Here's how: build a stable, simple base that the rest of the community can write hooks for.
Standardize on ways of installing dependencies, installing the module, and testing it. And finally, there should be a standard way of obtaining the documentation from the module.
Perl has imperfect, but widely-adopted standards for all of these, and that is what makes tools like
CPAN.pmor Search.CPAN.org [cpan.org] or KobeSearch [cpan.org] possible.But keep it extensible!
There are a lot of things we *ought* to have standards for in perl modules, but my goal here is to convince you to keep it simple.
So rather than mention them, I'll just advise you to keep a master file for each module, in some format that allows you to add extra fields later.
final note:
I helped write the current generation of ppm, ActiveState's tool to precompile modules server-side and make it easy to install them client-side.
Some people believe that it should be that easy, from day one, in their languages.
But! That tool is only a going concern only since there were a lot of standardized modules to begin with, which made it worth ActiveState's time to devote the extra effort write a layer on top of CPAN.

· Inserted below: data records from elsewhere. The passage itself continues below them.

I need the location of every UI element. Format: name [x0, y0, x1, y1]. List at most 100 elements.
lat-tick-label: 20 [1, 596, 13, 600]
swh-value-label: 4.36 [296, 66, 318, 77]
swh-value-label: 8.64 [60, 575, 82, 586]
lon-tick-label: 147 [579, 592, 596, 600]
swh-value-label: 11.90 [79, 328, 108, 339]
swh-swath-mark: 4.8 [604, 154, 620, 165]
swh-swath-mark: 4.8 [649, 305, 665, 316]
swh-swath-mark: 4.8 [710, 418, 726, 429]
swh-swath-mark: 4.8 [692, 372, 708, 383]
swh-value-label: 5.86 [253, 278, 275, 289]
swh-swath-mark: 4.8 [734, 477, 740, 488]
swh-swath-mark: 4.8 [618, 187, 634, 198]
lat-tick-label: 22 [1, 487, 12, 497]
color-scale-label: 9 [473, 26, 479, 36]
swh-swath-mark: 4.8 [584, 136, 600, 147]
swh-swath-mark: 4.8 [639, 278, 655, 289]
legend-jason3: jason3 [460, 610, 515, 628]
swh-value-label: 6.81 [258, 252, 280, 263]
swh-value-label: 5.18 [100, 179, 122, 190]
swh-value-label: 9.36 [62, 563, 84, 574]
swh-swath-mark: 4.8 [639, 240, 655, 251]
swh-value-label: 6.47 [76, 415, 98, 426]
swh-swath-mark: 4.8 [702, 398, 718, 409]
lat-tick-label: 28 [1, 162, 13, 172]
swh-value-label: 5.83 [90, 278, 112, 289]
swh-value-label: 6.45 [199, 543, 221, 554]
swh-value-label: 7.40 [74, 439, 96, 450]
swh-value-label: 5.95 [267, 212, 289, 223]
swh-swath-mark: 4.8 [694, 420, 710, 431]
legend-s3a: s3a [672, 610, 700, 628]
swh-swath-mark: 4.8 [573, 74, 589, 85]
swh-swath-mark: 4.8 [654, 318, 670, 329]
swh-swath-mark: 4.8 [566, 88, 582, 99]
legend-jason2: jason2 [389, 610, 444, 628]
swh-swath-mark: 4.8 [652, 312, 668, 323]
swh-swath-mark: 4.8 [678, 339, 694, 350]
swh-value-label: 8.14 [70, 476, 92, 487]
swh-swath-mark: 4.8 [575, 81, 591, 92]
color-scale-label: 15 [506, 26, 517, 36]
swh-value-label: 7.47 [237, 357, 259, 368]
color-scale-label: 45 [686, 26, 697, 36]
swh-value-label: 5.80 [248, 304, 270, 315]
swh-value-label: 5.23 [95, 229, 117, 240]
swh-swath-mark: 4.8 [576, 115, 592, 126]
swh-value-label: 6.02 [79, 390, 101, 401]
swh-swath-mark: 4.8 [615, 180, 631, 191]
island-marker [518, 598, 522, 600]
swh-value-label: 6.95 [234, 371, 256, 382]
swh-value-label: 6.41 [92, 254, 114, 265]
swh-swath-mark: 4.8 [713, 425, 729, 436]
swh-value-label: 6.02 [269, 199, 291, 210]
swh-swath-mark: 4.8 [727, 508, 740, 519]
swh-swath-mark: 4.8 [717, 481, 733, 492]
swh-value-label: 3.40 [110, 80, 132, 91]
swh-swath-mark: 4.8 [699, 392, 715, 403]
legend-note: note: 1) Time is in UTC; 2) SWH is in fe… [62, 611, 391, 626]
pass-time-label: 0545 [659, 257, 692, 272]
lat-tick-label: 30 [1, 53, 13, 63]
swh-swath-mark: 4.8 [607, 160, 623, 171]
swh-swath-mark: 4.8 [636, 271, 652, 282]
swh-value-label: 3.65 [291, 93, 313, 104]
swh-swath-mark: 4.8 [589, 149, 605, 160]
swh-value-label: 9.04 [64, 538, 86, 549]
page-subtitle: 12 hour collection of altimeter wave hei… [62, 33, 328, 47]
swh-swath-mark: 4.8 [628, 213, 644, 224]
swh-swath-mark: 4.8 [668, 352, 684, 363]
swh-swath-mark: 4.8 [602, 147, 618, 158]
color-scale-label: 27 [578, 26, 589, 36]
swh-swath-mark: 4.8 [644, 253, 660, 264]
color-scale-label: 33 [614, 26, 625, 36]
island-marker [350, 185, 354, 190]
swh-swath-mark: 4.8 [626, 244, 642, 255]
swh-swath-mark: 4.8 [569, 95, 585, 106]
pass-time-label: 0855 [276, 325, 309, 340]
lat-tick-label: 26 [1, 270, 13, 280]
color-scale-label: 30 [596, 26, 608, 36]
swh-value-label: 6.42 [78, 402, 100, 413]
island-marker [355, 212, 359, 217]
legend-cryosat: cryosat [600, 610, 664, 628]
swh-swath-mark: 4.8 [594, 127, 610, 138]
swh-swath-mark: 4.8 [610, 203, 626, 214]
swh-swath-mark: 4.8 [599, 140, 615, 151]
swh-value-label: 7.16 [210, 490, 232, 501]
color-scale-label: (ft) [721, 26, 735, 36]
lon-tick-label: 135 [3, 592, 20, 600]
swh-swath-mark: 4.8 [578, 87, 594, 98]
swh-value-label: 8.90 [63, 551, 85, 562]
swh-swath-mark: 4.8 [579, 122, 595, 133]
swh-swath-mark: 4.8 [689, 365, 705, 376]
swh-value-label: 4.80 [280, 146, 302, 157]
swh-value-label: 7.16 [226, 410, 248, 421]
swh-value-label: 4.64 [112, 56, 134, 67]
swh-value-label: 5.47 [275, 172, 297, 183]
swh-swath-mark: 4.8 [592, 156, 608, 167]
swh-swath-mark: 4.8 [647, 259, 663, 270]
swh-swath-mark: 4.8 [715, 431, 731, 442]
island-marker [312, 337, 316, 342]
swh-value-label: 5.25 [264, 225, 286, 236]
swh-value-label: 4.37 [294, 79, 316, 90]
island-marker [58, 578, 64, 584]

Obviously, one shouldn't have to rely on a for-profit company to write a tool like ppm. But the cost-benefit problem is the same. Make it easy for there to be multiple front-ends!
RT Ticketing
(Score:1)( http://brock-family.org/gavin/ )
Pity the search.cpan.org web interface changed about a week after RT was released. Still the blue and white is nostalgic.
One thing though - looks like ther SSL certificate for rt.cpan.org has expired on November 7th.
Gavin
Source Code
(Score:2)( http://2shortplanks.com/ | Last Journal: 2004.10.07 7:32 )
I'd love to have a look at the source code for PAUSE and the other systems. Is it on the CPAN somewhere, or somewhere else online?
There's also CTAN
(Score:1)The Comprehensive TeX Archive Network [ctan.org]. For some reason I've always thought that CTAN preceeded CPAN, but I'm not really sure which one was there first. Like CPAN, CTAN was conceived as a FTP-based service and then the web came and people moved on and you know the rest. Since I use both CTAN and CPAN on a regular basis, sometimes I find myself wishing CTAN to be more CPAN-like. The CTAN Catalog is superb, but I think the killer CPAN feature is the ability to browse the documentation in a nice easy to read format. (La)TeX packages have great documentation, but you sort of requiere a DVI or PS viewer, which aren't really documentation browsing tools (cut and pasting code is hard or impossible).
Thank you for bringing CPAN to life, it's just wonderful.